Visually the film is ambitious and unlike anything you’ve seen, and if anything it feels like a distant cousin of the DIY masterwork The People’s Joker with its heavily digitized pixelmash collage visual style. The film’s monochromatic color palette and distressed look, feels like a budget necessity more than anything else. It’s a rather inventive way to not only give the film a retro look, but hide the rough edges of the film’s hundreds if not thousands of no-budget VFX shots that should be a commercial for Adobe. Not to take anything away from the piece who’s visuals only help to allow the viewer to descend into this whimsically hyper violent and juvenile world that works mostly because it never takes itself seriously and will definitely make you laugh, like that first time your heard a dirty joke. 
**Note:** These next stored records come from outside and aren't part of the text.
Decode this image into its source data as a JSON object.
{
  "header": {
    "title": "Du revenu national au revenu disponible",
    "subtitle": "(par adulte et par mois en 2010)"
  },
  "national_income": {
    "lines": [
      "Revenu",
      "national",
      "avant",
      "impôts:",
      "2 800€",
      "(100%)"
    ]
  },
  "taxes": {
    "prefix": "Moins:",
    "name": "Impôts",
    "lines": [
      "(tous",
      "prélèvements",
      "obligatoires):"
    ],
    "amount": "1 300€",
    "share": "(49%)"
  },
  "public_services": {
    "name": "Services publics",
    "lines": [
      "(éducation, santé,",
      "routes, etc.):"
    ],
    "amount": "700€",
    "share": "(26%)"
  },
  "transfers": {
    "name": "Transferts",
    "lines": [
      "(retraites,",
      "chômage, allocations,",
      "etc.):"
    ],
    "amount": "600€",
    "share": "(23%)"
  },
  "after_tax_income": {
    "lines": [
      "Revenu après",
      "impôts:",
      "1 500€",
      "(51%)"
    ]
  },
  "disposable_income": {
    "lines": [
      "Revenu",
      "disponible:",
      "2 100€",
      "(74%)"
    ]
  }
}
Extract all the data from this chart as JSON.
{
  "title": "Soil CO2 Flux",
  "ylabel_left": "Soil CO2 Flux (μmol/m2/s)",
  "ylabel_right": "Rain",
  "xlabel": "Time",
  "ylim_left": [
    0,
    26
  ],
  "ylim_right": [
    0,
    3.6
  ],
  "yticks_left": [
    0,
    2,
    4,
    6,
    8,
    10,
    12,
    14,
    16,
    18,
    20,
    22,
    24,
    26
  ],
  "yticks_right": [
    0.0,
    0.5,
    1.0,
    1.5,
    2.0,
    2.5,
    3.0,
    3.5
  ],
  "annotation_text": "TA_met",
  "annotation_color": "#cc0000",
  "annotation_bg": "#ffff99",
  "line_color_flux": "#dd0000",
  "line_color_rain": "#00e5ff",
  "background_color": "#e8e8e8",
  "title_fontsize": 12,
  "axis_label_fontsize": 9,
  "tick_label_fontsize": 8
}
Beavers is cribbing from everything from Charlie Chaplin to Tex Avery to create this world where cartoon physics are real, and animals are in fact grown-ass adults in suits, which adds a surreal and absurdist bent to the humor. The film also does a lot to soften the edges of the violence, not just with the humor that surprised me with just how funny it can be at times. This is all basically thanks to the film’s star Jean Kayak, who’s grasp on the physical humor needed to make this all work is downright impressive at times and reminiscent of a young Bruce Campbell. Hundreds of Beavers is proof that all you need is a great idea and the fearlessness to craft a feature from the digital void that can play not only festivals, but living rooms as well, where I am sure it’s going to be discovered and shared at so many parties for years to come.